Chester v Afshar [2004] 3 WLR 927 House of Lords
The claimant had suffered back pain for 6 years. This became quite severe and at times she was unable to walk or control her bladder. An MRI scan revealed that there was disc protrusion into her spinal column and she was advised to have surgery. The surgery carried a 1-2% risk that even if it was performed without negligence the operation could worsen rather than improve her condition. Her consultant neurosurgeon Mr Afshar was under a duty to warn her of this risk although he failed to do so. The claimant had the operation and unfortunately it worsened her condition. The trial judge found that the surgeon had not been negligent in performing the operation but his failure to warn her of the risk was a breach of duty.

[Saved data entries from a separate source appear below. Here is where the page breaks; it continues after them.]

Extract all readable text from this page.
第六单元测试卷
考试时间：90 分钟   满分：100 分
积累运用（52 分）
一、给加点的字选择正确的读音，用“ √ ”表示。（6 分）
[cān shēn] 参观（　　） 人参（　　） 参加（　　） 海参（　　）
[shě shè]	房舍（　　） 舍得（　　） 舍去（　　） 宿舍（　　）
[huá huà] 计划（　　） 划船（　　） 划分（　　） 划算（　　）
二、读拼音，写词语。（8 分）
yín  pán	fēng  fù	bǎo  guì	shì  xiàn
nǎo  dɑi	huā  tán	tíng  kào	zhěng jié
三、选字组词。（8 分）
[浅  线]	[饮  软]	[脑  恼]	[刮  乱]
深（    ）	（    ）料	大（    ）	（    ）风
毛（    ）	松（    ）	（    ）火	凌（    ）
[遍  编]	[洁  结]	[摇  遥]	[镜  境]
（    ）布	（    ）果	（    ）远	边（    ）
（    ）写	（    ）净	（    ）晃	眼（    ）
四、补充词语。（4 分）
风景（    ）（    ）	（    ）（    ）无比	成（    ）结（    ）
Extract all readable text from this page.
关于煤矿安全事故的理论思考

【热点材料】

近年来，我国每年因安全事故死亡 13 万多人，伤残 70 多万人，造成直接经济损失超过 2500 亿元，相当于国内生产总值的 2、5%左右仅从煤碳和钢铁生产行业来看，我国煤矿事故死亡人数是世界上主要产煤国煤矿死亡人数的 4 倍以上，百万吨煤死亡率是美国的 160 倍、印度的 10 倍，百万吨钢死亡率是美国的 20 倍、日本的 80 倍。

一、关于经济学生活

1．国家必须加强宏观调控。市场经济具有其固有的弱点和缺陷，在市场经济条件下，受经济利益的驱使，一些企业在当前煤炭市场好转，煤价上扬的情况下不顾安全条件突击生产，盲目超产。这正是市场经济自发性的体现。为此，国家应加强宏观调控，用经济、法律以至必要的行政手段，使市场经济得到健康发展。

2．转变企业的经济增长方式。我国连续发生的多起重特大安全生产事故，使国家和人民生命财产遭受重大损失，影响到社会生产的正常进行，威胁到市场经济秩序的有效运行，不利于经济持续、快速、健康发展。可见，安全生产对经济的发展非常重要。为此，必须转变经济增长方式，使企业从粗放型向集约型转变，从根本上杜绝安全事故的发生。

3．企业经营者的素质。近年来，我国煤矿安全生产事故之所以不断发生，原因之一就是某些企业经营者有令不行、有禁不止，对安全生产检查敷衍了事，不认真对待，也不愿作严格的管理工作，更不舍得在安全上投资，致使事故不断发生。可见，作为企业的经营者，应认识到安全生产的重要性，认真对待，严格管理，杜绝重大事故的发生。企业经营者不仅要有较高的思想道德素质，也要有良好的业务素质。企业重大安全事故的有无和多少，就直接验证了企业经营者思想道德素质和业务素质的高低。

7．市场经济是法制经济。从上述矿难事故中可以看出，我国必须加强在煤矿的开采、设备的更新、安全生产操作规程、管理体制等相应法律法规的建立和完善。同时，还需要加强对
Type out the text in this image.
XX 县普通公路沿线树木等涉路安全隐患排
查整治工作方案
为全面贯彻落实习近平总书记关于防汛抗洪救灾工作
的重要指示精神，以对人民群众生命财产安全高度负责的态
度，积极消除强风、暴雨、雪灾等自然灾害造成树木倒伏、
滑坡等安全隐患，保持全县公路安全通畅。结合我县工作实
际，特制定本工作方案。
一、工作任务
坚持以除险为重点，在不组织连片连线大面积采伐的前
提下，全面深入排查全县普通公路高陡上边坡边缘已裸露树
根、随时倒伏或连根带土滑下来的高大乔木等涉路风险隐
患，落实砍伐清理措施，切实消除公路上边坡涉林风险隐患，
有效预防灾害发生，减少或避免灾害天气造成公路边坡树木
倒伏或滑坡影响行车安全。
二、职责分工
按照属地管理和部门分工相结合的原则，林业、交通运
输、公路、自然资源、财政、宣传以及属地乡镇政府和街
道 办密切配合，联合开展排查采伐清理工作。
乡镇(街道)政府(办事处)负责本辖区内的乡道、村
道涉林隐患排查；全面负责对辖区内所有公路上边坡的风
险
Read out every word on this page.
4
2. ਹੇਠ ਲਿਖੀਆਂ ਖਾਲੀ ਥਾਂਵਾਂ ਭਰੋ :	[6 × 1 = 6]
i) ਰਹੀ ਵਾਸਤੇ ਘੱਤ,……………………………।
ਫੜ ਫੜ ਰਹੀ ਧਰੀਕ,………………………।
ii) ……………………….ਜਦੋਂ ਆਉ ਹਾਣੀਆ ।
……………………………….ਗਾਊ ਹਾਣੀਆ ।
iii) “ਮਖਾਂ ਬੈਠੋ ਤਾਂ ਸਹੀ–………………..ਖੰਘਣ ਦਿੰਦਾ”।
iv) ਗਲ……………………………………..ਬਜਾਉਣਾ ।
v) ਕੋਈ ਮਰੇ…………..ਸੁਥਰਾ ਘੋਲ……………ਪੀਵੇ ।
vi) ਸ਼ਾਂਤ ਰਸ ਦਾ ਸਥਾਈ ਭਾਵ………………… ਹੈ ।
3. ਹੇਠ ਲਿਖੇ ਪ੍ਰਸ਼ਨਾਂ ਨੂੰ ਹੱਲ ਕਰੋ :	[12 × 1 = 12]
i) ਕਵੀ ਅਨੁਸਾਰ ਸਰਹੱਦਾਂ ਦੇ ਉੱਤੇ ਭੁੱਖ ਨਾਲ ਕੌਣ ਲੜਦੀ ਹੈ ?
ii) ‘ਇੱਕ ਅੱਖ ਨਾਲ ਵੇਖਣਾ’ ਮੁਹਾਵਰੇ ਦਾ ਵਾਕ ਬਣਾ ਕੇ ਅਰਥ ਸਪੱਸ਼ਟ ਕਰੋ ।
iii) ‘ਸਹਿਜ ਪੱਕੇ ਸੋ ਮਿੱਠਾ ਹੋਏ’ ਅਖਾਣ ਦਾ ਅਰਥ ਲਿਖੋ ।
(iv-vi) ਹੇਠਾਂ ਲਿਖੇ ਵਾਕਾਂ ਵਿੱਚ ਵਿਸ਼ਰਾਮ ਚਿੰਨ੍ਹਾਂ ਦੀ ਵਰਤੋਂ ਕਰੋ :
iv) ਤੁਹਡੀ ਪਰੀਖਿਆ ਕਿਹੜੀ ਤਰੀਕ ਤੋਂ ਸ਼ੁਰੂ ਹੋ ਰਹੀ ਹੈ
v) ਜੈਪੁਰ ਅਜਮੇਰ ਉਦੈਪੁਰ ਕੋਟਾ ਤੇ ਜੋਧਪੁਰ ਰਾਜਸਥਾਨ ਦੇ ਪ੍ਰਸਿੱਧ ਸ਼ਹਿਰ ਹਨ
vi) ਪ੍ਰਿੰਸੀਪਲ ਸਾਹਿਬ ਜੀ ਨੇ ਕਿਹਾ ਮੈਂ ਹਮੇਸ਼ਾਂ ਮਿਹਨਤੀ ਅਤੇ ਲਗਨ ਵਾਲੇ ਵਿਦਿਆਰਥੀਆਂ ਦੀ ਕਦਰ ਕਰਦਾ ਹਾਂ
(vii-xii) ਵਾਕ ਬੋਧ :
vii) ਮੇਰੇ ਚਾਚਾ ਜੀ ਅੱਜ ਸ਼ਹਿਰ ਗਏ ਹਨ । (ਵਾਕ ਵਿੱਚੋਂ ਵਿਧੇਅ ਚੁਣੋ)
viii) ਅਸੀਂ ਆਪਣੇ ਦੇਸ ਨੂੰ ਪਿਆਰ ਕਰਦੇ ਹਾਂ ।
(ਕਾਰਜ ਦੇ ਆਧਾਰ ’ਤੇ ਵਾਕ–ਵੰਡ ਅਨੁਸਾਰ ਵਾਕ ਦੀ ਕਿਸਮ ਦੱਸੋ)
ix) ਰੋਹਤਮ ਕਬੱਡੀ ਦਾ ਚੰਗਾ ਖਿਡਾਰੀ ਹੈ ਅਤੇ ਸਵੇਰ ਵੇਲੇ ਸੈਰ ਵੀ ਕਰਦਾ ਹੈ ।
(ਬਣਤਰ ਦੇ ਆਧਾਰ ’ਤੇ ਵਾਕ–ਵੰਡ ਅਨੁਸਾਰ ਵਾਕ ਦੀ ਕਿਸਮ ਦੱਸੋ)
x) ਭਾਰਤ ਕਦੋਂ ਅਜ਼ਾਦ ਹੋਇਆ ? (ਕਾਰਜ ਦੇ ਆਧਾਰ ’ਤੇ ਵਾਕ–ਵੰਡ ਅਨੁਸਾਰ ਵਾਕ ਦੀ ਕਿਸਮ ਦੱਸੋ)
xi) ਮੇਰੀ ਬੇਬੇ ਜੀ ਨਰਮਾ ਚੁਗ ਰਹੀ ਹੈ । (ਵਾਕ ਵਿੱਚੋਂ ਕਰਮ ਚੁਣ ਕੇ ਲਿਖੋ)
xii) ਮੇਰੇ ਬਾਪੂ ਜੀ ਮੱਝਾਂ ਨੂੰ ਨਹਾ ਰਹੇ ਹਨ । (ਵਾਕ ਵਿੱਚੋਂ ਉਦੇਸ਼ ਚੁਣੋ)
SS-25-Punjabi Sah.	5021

The claimant argued that if she had been warned she would not have taken the decision to have the operation straight away but would have taken time to consider other options and discuss the risks with her family and would thus not have had the surgery on the day which she did have it. She did not say she would never have had the operation. The judge held that if she had the operation on another occasion it may have been successful. He therefore found for the claimant. The defendant appealed. The Court of Appeal dismissed the appeal and the defendant appealed to the House of Lords on the grounds of causation in that she was likely to have consented to the operation and that even if it had been on a different occassion it carried the same risk.
Held:
3:2 decision (Lord Bingham & Lord Hoffman dissenting) appeal dismissed.
Lord Hope:
"To leave the patient who would find the decision difficult without a remedy, as the normal approach to causation would indicate, would render the duty useless in the cases where it may be needed most. This would discriminate against those who cannot honestly say that they would have declined the operation once and for all if they had been warned. I would find that result unacceptable. The function of the law is to enable rights to be vindicated and to provide remedies when duties have been breached. Unless this is done the duty is a hollow one, stripped of all practical force and devoid of all content. It will have lost its ability to protect the patient and thus to fulfil the only purpose which brought it into existence. On policy grounds therefore I would hold that the test of causation is satisfied in this case. The injury was intimately involved with the duty to warn. The duty was owed by the doctor who performed the surgery that Miss Chester consented to. It was the product of the very risk that she should have been warned about when she gave her consent. So I would hold that it can be regarded as having been caused, in the legal sense, by the breach of that duty."